Favorites: Cannonball, Burn with You, Battlefield, If You Say So
Dislikes: Don’t Let Go, Louder
Overall: A beautifully sung AND written album
Broadway baby and “Glee” star Lea Michele proves her skeptics and naysayers wrong with her studio debut, “Louder.” Most people make the ignorant, biased and unfair assumption that stage actors can’t be vocally versatile and that they’ll over-dramatize or ‘big-voice’ everything. I confess today that I was one of those people (kind of) when it came to Lea Michele. A sporadic watcher of Fox’s musical series “Glee,” I usually found their contemporary covers bland and watered-down, especially those with Michele’s lead vocals (don’t kill me, gleeks). Her tone and style seemed so mismatched on many of the songs; the most obvious to me was “Empire State of Mind” (originally recorded by Jay-Z and Alicia Keys) from season 2 (why didn’t Amber Riley have a more prominent part on that cover, again?). Then, something seemed to change for the better in season 4; either that, or my ears opened because I started watching more. Michele’s breathtakingly beautiful rendition of The Beatles’ “Yesterday” in the season 5 opener was the cherry on top. I thought “Wow, she can do pop.” “Yesterday” couldn’t have come at a better time, because soon after, “Louder” would be released and I’d be ready to give it a shot. I wasn’t dissatisfied.

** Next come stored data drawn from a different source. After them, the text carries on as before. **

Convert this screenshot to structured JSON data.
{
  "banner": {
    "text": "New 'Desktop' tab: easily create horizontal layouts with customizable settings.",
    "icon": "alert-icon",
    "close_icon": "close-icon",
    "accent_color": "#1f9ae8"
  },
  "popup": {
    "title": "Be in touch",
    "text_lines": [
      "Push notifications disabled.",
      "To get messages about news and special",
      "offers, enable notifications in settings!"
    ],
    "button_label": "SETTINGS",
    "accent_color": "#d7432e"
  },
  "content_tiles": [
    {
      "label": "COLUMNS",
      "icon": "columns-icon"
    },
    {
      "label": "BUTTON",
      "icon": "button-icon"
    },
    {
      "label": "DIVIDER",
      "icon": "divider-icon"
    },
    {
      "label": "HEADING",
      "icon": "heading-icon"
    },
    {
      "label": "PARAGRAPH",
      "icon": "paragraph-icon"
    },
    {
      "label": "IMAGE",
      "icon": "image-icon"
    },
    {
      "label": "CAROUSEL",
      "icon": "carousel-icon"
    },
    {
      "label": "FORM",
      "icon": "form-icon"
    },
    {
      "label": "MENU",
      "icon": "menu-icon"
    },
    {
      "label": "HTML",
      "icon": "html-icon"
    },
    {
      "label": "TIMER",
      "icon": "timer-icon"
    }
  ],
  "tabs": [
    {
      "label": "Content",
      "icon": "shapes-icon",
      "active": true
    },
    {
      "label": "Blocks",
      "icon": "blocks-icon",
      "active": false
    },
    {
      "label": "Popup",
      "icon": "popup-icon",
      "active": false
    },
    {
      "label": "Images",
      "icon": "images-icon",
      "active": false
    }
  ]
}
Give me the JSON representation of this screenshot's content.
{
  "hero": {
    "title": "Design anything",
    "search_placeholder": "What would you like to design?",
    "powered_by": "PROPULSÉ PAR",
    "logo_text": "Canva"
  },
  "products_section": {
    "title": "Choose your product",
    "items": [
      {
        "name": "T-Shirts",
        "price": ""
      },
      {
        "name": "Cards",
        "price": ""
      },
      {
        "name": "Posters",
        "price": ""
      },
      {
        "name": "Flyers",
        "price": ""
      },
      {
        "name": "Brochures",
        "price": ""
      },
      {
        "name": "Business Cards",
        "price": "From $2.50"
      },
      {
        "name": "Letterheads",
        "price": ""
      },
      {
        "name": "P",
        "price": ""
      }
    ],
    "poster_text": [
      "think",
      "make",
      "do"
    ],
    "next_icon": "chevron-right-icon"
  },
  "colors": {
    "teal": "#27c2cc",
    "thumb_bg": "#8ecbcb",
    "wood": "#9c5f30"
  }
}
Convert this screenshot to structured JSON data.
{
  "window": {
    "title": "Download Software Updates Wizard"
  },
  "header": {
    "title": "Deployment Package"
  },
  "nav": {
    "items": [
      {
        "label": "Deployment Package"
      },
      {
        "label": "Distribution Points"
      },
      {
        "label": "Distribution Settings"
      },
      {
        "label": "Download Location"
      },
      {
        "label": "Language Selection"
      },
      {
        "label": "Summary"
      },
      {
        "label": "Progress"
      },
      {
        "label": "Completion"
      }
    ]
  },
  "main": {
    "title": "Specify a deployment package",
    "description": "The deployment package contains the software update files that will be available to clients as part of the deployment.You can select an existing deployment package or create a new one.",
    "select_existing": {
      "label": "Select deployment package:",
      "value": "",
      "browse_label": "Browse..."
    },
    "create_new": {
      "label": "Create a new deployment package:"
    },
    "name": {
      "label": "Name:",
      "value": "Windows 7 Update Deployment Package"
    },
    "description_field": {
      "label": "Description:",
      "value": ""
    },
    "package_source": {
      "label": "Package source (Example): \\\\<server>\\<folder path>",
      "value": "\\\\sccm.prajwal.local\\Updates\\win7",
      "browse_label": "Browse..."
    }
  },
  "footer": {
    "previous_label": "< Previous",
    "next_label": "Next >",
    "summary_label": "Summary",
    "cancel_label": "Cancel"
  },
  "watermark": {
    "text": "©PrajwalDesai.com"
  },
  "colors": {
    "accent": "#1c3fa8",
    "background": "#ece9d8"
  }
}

“Louder” gave me a good part of what I think is missing in much of popular music these days: gorgeous vocals and lyrics. Michele shows just how much of a vocal professional she is, doing everything at the right time with incredible flexibility; Streisand and Dion are audibly palpable influences. It’s been a while since I’ve heard an artist tell most of a song’s story through singing and not letting the lyrics do all the work; Michele takes you through it, floating from feathery, quaint and almost squeaking, to robust or a raspy cry. You feel every moment, which is amplified by the likewise eloquent and evocative lines penned by Sia Furler (who wrote most of the songs I liked), Anne Preven, David Hodges and Christina Perri, among many others. Someone actually cared about writing when this album was recorded. The lone, but perhaps notable weakness of the album is that while memorable, it doesn’t have any overly infectious tracks. The songs most evidently designed to be ‘current,’ “Don’t Let Go” and the title-track, are the worst cuts, ironically. There isn’t anything here I foresee getting so many airplay spins you’ll get tired of it. However, considering how darn lovely and recalling of the now gone era of the ‘diva-ballad’ it is, I don’t really care. I adore “Louder.”